AMD Interlagos processors are based on the company's upcoming Bulldozer architecture, can pack up to 16 processing cores, include a quad-channel memory controller and are compatible with the G34 socket.

The Cray XK6 supercomputer is shipped together with a unified x86/GPU programming environment that includes various tools, libraries, compilers and third-party software.

“Every aspect of the Cray XK6 has been engineered to meet the real-world performance demands of researchers and scientists tasked with solving the world's grand challenges,” said Barry Bolding, vice president of Cray's product division.

“Cray has a long history of working with accelerators in our vector technologies.

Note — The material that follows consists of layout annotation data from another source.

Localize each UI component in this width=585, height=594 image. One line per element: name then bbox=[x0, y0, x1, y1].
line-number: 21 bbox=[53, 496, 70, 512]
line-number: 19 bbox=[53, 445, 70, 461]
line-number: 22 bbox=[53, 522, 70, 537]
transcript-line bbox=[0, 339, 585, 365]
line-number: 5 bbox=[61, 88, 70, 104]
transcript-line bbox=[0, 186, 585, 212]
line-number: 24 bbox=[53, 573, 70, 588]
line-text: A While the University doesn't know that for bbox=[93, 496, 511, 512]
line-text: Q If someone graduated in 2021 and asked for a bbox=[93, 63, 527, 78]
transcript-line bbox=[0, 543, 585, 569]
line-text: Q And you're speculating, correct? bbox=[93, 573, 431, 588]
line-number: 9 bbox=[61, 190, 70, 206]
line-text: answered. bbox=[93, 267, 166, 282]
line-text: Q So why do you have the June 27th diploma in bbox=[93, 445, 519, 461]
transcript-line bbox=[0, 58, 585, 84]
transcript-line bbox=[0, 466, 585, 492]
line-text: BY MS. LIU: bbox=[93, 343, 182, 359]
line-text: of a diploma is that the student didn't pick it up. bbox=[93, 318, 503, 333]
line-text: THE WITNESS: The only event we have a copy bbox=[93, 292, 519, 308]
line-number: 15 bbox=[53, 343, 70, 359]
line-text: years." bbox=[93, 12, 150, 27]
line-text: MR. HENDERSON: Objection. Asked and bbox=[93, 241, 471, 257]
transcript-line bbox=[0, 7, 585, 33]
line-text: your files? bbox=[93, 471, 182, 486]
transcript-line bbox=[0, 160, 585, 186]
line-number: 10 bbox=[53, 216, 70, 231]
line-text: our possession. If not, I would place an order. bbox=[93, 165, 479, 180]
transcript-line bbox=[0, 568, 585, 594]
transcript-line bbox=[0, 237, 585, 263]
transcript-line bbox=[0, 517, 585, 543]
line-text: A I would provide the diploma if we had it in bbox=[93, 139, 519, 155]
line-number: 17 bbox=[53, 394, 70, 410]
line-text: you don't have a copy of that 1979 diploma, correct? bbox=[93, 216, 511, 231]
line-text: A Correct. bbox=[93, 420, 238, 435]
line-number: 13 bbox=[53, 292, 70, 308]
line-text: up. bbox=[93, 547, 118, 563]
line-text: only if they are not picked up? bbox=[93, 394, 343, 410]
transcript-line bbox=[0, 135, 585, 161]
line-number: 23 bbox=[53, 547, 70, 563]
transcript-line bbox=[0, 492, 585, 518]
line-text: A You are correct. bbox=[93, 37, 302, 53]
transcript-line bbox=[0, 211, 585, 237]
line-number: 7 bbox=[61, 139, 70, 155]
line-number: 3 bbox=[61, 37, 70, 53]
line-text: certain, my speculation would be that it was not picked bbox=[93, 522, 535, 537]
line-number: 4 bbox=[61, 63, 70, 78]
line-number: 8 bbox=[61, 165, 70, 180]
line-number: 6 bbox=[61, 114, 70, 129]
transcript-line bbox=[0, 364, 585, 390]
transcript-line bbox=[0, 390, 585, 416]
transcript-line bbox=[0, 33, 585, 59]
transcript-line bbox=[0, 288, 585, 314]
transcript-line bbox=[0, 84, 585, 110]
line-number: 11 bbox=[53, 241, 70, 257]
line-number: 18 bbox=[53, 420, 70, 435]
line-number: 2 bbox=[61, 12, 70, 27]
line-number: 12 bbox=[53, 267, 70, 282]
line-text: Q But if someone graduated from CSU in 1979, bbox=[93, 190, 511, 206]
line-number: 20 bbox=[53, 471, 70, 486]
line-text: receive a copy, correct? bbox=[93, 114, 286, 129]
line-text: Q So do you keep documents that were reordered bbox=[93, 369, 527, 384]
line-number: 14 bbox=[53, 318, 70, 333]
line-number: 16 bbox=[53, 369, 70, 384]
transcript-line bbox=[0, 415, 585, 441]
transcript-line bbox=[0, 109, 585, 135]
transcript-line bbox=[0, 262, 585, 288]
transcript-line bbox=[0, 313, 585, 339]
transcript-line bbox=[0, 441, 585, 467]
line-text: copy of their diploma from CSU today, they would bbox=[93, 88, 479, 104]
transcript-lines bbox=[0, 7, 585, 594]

“We are leveraging this expertise to create a scalable hybrid supercomputer -- and the associated first-generation of a unified x86/GPU programming environment -- that will allow the system to more productively meet the scientific challenges of today and tomorrow,” concluded the company's rep.

Upgradeable from Cray XT4, Cray XT5, Cray XT6 or Cray XE6 systems, the XK6 system is expected to be available in the second half of 2011.

Cray's first customer for the new XK6 system is the Swiss National Supercomputing Centre (CSCS) in Manno, Switzerland, which has contracted the company to upgrade its Cray XE6m machine, nicknamed "Piz Palu," to a multi-cabinet XK6 supercomputer.